Each type of writing involves:


Taking several lines of argument and developing them. Presenting lines of argument in an ordered fashion. Giving evidence to support the lines of argument. Linking coherently each line of argument.

There are basically two differences:


Discursive writing requires providing points for and against. Argumentative writing requires providing points either for or against.

You have a choice of two ways of ordering your points:

Start with what for you is the most powerful point, move on to the next most powerful point and so on. Start with what for you is the least powerful point, move on to the next most powerful and up to the most powerful.
If your essay is discursive, you must also decide whether you personally are for and against. Your own personal view will determine whether you start with the points for or points against. The best way to structure a discursive essay is to deal with your own viewpoints second.

You must develop points made by offering evidence to support them. It is also important to link points for and points against and to show when your writing is moving from for to against, or from against to for. Introduction and Conclusion: Each of these paragraphs will probably be short. Although there is probably less scope for eye-catching openings in discursive and argumentative writing than there is in narrative, that is no excuse to make your opening dull. In the case of discursive writing, the concluding paragraph gives you an opportunity to show your own views and opinions. In the case of argumentative writing, you have a chance to round off your line of argument with a final appeal to the reader.

1. Select the topic of your essay. 2. Choose the central idea, or thesis, of your essay.

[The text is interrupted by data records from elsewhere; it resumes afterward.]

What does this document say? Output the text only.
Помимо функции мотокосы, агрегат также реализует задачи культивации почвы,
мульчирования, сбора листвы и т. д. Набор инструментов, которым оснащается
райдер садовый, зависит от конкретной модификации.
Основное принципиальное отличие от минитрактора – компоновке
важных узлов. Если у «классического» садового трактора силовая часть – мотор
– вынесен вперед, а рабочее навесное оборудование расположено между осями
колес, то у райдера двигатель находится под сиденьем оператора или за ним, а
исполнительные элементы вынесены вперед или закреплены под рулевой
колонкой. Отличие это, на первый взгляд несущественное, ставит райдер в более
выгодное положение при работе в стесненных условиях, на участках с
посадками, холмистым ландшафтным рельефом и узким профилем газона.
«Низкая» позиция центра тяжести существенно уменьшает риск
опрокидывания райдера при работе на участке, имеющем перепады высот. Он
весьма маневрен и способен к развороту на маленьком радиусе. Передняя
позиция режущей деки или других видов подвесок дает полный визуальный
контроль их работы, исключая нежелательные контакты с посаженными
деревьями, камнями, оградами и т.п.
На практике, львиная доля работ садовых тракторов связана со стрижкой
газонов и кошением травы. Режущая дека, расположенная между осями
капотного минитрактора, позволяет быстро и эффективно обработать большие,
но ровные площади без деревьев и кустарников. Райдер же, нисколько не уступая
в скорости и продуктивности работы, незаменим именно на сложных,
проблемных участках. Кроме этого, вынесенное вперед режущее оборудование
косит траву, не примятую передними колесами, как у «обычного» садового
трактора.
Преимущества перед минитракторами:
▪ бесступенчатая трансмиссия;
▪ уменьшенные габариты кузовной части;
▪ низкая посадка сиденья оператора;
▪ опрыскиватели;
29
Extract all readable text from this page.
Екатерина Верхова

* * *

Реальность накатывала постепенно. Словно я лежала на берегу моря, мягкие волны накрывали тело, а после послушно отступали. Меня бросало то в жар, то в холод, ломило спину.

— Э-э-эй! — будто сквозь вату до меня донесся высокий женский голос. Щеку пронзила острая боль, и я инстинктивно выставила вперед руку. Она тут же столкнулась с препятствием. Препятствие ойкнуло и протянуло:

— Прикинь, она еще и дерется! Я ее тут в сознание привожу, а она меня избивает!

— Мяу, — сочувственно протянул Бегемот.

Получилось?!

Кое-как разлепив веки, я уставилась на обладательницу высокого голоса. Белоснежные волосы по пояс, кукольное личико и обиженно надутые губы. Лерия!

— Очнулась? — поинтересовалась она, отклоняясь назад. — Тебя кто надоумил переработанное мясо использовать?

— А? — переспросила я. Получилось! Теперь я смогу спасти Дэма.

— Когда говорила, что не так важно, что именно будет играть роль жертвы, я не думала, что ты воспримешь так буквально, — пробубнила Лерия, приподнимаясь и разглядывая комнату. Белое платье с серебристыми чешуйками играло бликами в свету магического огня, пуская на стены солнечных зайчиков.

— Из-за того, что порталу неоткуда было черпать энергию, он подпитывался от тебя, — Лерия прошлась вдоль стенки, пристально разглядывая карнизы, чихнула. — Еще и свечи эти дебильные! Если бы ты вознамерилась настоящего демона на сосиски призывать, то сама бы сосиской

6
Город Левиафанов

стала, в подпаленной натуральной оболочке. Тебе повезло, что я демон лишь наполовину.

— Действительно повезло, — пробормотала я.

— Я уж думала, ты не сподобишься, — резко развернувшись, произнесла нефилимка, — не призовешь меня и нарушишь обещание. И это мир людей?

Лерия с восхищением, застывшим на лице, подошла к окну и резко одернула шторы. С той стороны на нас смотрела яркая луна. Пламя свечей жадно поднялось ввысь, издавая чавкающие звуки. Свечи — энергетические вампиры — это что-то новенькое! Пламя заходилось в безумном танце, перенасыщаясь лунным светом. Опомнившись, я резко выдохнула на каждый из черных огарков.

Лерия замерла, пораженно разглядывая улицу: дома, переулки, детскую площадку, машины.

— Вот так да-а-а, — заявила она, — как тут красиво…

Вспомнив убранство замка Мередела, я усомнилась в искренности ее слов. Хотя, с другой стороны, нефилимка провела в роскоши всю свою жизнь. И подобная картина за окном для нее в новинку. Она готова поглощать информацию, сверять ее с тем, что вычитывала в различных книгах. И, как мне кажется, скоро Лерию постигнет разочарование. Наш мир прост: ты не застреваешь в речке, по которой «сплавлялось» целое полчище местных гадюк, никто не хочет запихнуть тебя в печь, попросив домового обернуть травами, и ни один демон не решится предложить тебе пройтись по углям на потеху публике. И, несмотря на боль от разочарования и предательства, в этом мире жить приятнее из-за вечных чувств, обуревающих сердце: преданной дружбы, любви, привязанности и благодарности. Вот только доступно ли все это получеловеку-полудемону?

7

For example: Information technology has revolutionized the way we work. 3. Outline your essay into introductory, body and summary paragraphs. 4. The introductory paragraph begins with an interesting sentence. For example: Home workers have grown from 150,000 to over 12 million in the past 5 years thanks to the wonders of the computer.

5. After this first sentence, add your thesis statement from above. 6. Use one sentence to introduce every body paragraph to follow. For example: The Internet has made this possible by extending the office into the home. 7. Finish the introductory paragraph with a short summary or goal statement. For example: Technological innovation has thus made the traditional workplace obsolete.

In each of the body paragraphs (usually two or three) the ideas first presented in the introductory paragraph are developed. 9. Develop your body paragraphs by giving detailed information and examples. For example: When the Internet was first introduced it was used primarily by scientists, now it is common in every classroom. 10. Body paragraphs should develop the central idea and finish with a summary of that idea. There should be at least two examples or facts in each body paragraph to support the central idea.
8.

11. The summary paragraph summarizes your essay and is often a reverse of the introductory paragraph. 12. Begin the summary paragraph by quickly restating the principal ideas of your body paragraphs. For example: The Internet in the home, benefits and ease of use of modern computer systems... 13. The penultimate sentence should restate your basic thesis of the essay. For example: We have now passed from the industrial revolution to the information revolution. 14. Your final statement can be a future prediction based on what you have shown in the essay. For example: The next step: The complete disappearance of the workplace.